Mendoza ha empaquetado una propuesta radicalmente compleja,
abstracta; hábilmente enrevesada (y sagazmente desenmarañable); en la que
gozosamente no se ha doblegado ante la imponente tradición lírica del Real,
como tampoco lo ha hecho ante su conservador y reaccionario público. Nos
aventuraremos a la cábala: Gerard Mortier estaría orgulloso del fruto de su
encargo; y nos encantaría oír al fascinante gestor defender esta creación. Sin
embargo, esta Ciudad de las Mentiras tiene su principal debe en el muy
deficiente uso que hace del continente que se le ha brindado. Menos de 30
músicos (entre los repartidos por el foso, el escenario y el Palco Real) y una
amplificación que, inexplicablemente, resultó a todas luces insuficiente, lo
que es sorprendente teniendo en cuenta que esta corría a cargo del SWR
Experimentalstudio. Ahora pensamos que, con estos mimbres, la propuesta hubiera
funcionado mejor en un espacio como el Teatro de la Zarzuela. En el foso, el especialista
Titus Engel insuflaba toda la garra posible a una orquestación que solo adquiría
fuerza en los formidables interludios instrumentales, pero que se demostraba
insuficiente durante el transcurso de la acción. Tampoco funcionó la
espacialización, salvo en muy contados instantes, con lo que la intención de
hacer del teatro una caja de resonancia orquestal también falló.
Sea como fuere, estamos ante un trabajo de autor, porque la
voz de Mendoza, por más que beba indisimuladamente de las fuentes que
legítimamente ha elegido como suyas, adquiere tonalidades propias; en su
desprejuiciado uso del humor; en su fascinación por los juegos de percusión, en
la férrea atonalidad o en el uso de una gramática vocal que empieza a serle
propia.
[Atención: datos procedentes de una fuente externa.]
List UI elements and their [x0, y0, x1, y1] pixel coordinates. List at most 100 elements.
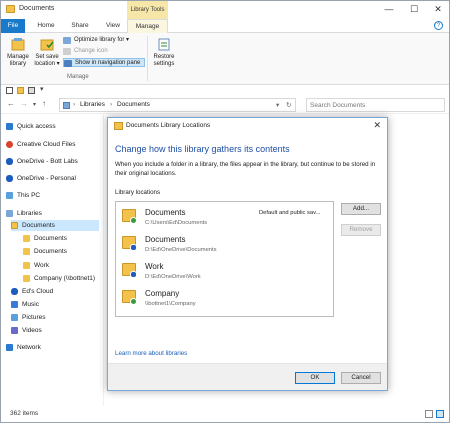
music-icon — [11, 301, 18, 308]
nav-documents-library[interactable]: Documents — [11, 220, 99, 231]
cloud-badge-icon — [130, 244, 137, 251]
location-item[interactable]: Documents C:\Users\Ed\Documents Default … — [116, 205, 333, 232]
close-button[interactable]: ✕ — [426, 1, 450, 19]
library-locations-dialog: Documents Library Locations ✕ Change how… — [107, 117, 388, 391]
restore-settings-button[interactable]: Restore settings — [150, 36, 178, 68]
location-note: Default and public sav... — [259, 210, 321, 216]
location-name: Work — [145, 262, 164, 271]
manage-library-button[interactable]: Manage library — [5, 36, 31, 68]
remove-location-button[interactable]: Remove — [341, 224, 381, 236]
onedrive-icon — [6, 175, 13, 182]
nav-documents-d[interactable]: Documents — [23, 246, 101, 257]
nav-this-pc[interactable]: This PC — [6, 190, 101, 201]
nav-label: OneDrive - Personal — [17, 175, 76, 182]
nav-label: Libraries — [17, 210, 42, 217]
onedrive-icon — [6, 158, 13, 165]
breadcrumb-libraries[interactable]: Libraries — [80, 101, 105, 108]
explorer-window: Documents Library Tools — ☐ ✕ File Home … — [0, 0, 450, 423]
tab-share[interactable]: Share — [67, 19, 93, 33]
breadcrumb-documents[interactable]: Documents — [117, 101, 150, 108]
quick-access-toolbar: ▾ — [1, 85, 449, 96]
add-location-button[interactable]: Add... — [341, 203, 381, 215]
nav-work[interactable]: Work — [23, 260, 101, 271]
network-share-badge-icon — [130, 298, 137, 305]
dialog-heading: Change how this library gathers its cont… — [115, 144, 290, 154]
up-button[interactable]: ↑ — [42, 99, 46, 108]
address-dropdown-icon[interactable]: ▾ — [276, 101, 279, 109]
nav-documents-c[interactable]: Documents — [23, 233, 101, 244]
dialog-close-button[interactable]: ✕ — [373, 120, 381, 131]
nav-company[interactable]: Company (\\bottnet1) — [23, 273, 101, 284]
maximize-button[interactable]: ☐ — [402, 1, 426, 19]
tab-manage[interactable]: Manage — [127, 19, 168, 34]
set-save-location-button[interactable]: Set save location ▾ — [34, 36, 60, 68]
tab-home[interactable]: Home — [34, 19, 58, 33]
nav-label: Music — [22, 301, 39, 308]
folder-icon — [23, 248, 30, 255]
search-box[interactable] — [306, 98, 445, 112]
details-view-button[interactable] — [425, 410, 433, 418]
location-item[interactable]: Company \\bottnet1\Company — [116, 286, 333, 313]
location-item[interactable]: Documents D:\Ed\OneDrive\Documents — [116, 232, 333, 259]
library-locations-label: Library locations — [115, 189, 161, 196]
check-badge-icon — [130, 217, 137, 224]
recent-locations-icon[interactable]: ▾ — [33, 101, 36, 108]
nav-libraries[interactable]: Libraries — [6, 208, 101, 219]
ribbon: Manage library Set save location ▾ Optim… — [1, 33, 449, 85]
change-icon-icon — [63, 48, 71, 55]
tab-file[interactable]: File — [1, 19, 25, 33]
nav-onedrive-bott-labs[interactable]: OneDrive - Bott Labs — [6, 156, 101, 167]
customize-icon[interactable] — [28, 87, 35, 94]
search-input[interactable] — [307, 99, 444, 111]
refresh-icon[interactable]: ↻ — [286, 101, 291, 109]
nav-creative-cloud[interactable]: Creative Cloud Files — [6, 139, 101, 150]
library-locations-list[interactable]: Documents C:\Users\Ed\Documents Default … — [115, 201, 334, 317]
learn-more-link[interactable]: Learn more about libraries — [115, 350, 187, 357]
nav-label: This PC — [17, 192, 41, 199]
tab-view[interactable]: View — [102, 19, 124, 33]
nav-videos[interactable]: Videos — [11, 325, 101, 336]
change-icon-button[interactable]: Change icon — [63, 47, 143, 56]
back-button[interactable]: ← — [7, 99, 15, 108]
item-count: 362 items — [10, 410, 39, 417]
properties-icon[interactable] — [6, 87, 13, 94]
folder-check-icon — [39, 36, 55, 52]
nav-quick-access[interactable]: Quick access — [6, 121, 101, 132]
manage-library-label-2: library — [9, 61, 27, 67]
minimize-button[interactable]: — — [377, 1, 401, 19]
new-folder-icon[interactable] — [17, 87, 24, 94]
cancel-button[interactable]: Cancel — [341, 372, 381, 384]
nav-network[interactable]: Network — [6, 342, 101, 353]
help-icon[interactable]: ? — [434, 21, 443, 30]
nav-pictures[interactable]: Pictures — [11, 312, 101, 323]
cloud-badge-icon — [130, 271, 137, 278]
nav-label: Videos — [22, 327, 42, 334]
nav-eds-cloud[interactable]: Ed's Cloud — [11, 286, 101, 297]
ok-button[interactable]: OK — [295, 372, 335, 384]
library-icon — [10, 36, 26, 52]
pc-icon — [6, 192, 13, 199]
creative-cloud-icon — [6, 141, 13, 148]
nav-music[interactable]: Music — [11, 299, 101, 310]
location-name: Company — [145, 289, 180, 298]
nav-label: OneDrive - Bott Labs — [17, 158, 78, 165]
nav-label: Documents — [34, 248, 67, 255]
location-item[interactable]: Work D:\Ed\OneDrive\Work — [116, 259, 333, 286]
show-in-navigation-pane-toggle[interactable]: Show in navigation pane — [63, 58, 145, 67]
optimize-library-menu[interactable]: Optimize library for ▾ — [63, 36, 143, 45]
folder-icon — [23, 275, 30, 282]
nav-label: Company (\\bottnet1) — [34, 275, 96, 282]
dialog-description: When you include a folder in a library, … — [115, 161, 376, 177]
set-save-location-label-2: location ▾ — [34, 61, 60, 67]
address-bar[interactable]: › Libraries › Documents ▾ ↻ — [59, 98, 296, 112]
large-icons-view-button[interactable] — [436, 410, 444, 418]
address-row: ← → ▾ ↑ › Libraries › Documents ▾ ↻ — [1, 96, 449, 114]
forward-button[interactable]: → — [20, 99, 28, 108]
window-title: Documents — [19, 5, 55, 12]
navigation-pane: Quick access Creative Cloud Files OneDri… — [1, 114, 104, 406]
qat-dropdown-icon[interactable]: ▾ — [40, 85, 44, 93]
dialog-title-bar: Documents Library Locations ✕ — [108, 118, 387, 134]
nav-onedrive-personal[interactable]: OneDrive - Personal — [6, 173, 101, 184]
folder-icon — [23, 235, 30, 242]
nav-label: Work — [34, 262, 50, 269]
Porque una de las mayores grandezas de esta Ciudad de las Mentiras es,
precisamente y en contra del juicio mayoritario, el uso de la voz. Una voz que
rehúye el canto postexpresionista y que se recrea en la declamación, en el
continuo de voces y de sonidos que operan como sugestiva amalgama, en el canto
musitado, en el arrullo… La obra literaria de Juan Carlos Onetti que anima la
creación la descubrimos entonces como un idóneo vehículo para este despliegue
de sustanciosa vocalidad –sí, no exactamente operística, da igual-.
Destacaremos, desde luego, la aportación del actor Graham Valentine, como el
doctor Díaz Grey, con parlatos alucinados, de inquietante, vitriólica
musicalidad; y con algunos de los momentos de mayor sustancia emocional; como
sus vocalizaciones dirigidas al arpa del piano, creando sobrecogedoras
resonancias y dibujando momentos de figuración casi vampírica. El
percusionista-camarero Tobias Dutschke –con uno de los instantes más
hilarantes- y la soprano Laia Falcón sobresalen en un elenco absolutamente
creyente, entregado y valioso.
La escenografía estática de Bettina Meyer cubrió bien el
papel; pese a una figuración un tanto mejorable; con una caracterización, en el
caso del papel de Carmen –la acordeonista Anne Landa- que remitía al trillado
universo de la comedia dell’arte; o en la cierta sobreactuación teatral de
Guillermo Anzorena, como el gestor Langman; por lo demás uno de los cantantes
más sobresalientes del repertorio contemporáneo, como viene demostrando con su
desempeño en los Neue Vocalsolisten Stuttgart. Y, como en las óperas Aura, de José María Sánchez-Verdú,
sobre un texto de Carlos Fuentes o Murmullos del Páramo, de Julio Estrada, a
partir de la novela de Juan Rulfo (y ambas vistas en Madrid), el realismo mágico, tan caro a la literatura
iberoamericana, vuelve a seducirnos en estos relatos de Onetti que parecen querer burlar inútilmente a la parca. La Ciudad de las Mentiras es, en fin, una
creación exploratoria, considerablemente satisfactoria; y una apuesta de
capital importancia para que un teatro como el Real pueda seguir capitaneando la actividad lírica española.